L’océan, le firmament et toutes les étoiles de Dieu furent créés en sept jours. Les chiens du soleil sont porteurs de gros temps.
La mort d’un cheval, c’est la vie d’une corneille.
On ne s’endort jamais avant que le feu soit éteint.
La farine d’hiver et le porc salé doivent durer jusqu’à l’apparition des premiers phoques avec les glaces du mois de mars.
Les morts sont au paradis et le paradis se trouve parmi les étoiles.
Rien n’est immobile sous la surface de l’océan.
L’oisiveté est mère de tous les vices.
Leur petite sœur, morte innocente, est assise à la droite de Dieu et elle entend leurs prières.
Toute créature, sur terre ou en mer, peut être tuée et mangée.
Un corps doit supporter ce qu’il ne peut éviter.
 

PRESSE


Écrit dans une langue à la fois moderne et archaïque, Les innocents de Michael Crummey expose un mythe (re)fondateur qui nous force à remettre en question notre conception et notre compréhension de l'amour et de la mort, de la famille et de la solitude, de l'oubli et de la sagesse, de l'horreur et de la beauté, des corps et de la connaissance, de la violence et du désir. Offrant un récit ancré dans une singularité touchante et une simplicité déchirante, et ouvrant une fenêtre sur un passé lointain qui éclaire d’un jour nouveau des préoccupations alors omniprésentes telles que la survie et le sacrifice, le roman de Crummey possède pour le lecteur la capacité de changer sa vision du monde.

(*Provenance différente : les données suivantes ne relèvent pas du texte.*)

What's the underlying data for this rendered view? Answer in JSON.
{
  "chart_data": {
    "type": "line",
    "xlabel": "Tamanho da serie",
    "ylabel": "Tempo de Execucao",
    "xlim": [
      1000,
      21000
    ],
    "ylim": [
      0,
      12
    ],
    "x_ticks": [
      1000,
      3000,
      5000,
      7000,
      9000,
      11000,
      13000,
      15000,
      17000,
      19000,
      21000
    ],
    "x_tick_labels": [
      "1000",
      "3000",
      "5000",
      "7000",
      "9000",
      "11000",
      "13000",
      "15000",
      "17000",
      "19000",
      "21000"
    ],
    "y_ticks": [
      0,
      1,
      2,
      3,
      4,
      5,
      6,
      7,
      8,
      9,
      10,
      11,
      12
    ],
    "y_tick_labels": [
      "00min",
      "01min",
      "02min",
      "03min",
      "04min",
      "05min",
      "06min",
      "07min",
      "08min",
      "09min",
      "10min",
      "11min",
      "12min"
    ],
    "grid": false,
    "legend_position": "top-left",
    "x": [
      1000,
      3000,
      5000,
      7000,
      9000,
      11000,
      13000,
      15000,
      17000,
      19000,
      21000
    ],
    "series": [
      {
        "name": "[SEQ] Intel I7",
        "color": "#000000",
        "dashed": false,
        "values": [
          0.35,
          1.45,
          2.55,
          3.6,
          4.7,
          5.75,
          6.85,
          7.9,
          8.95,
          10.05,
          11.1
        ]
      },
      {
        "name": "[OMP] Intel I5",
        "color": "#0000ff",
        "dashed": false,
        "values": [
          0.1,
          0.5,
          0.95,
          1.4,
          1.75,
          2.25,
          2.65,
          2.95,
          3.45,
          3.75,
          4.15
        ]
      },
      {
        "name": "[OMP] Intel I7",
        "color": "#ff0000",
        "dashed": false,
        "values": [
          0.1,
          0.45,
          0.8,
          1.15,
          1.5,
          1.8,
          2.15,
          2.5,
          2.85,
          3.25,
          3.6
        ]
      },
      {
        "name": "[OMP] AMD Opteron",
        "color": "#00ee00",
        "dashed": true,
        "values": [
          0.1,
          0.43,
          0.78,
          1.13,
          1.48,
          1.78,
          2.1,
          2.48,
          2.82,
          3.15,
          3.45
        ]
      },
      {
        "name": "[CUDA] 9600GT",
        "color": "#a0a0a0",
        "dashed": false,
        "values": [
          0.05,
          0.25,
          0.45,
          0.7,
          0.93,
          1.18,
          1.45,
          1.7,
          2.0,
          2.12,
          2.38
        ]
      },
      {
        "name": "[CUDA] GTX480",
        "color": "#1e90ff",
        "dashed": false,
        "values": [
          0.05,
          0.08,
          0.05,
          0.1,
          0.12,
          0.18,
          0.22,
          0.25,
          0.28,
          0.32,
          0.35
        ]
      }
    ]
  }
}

— Jury du Prix Scotiabank Giller


Du Hemingway dans ce roman terre-neuvien. Une des belles surprises de la rentrée ce sont Les innocents du romancier terre-neuvien Michael Crummey, […] il sait donner un supplément d’âme à ces personnages, ces deux enfants, Ada et son frère Evered orphelins des deux parents, et qui isolés dans une anse de la côte nord de Terre-Neuve, tentent de survivre.

— Culturehebdo.com


Une réflexion subtile sur la pérennité des cultures et les liens qui unissent les êtres.

— Anne-Frédérique Hébert Dolbec, Le Devoir


Récit fascinant qui se façonne au gré des marées et des vents, des saisons et des années qui s’écoulent, c’est aussi une plongée au cœur d’une relation fraternelle qui évolue, qui se trouble, qui se délite. Avec une plume imagée et un ton intimiste, Michael Crummey nous invite dans un univers riche, aussi imprévisible que grandiose.

— Chantal Fontaine (librairie Moderne), Les Libraires


Il vaut absolument le détour. […] C’est vraiment très très bien tourné.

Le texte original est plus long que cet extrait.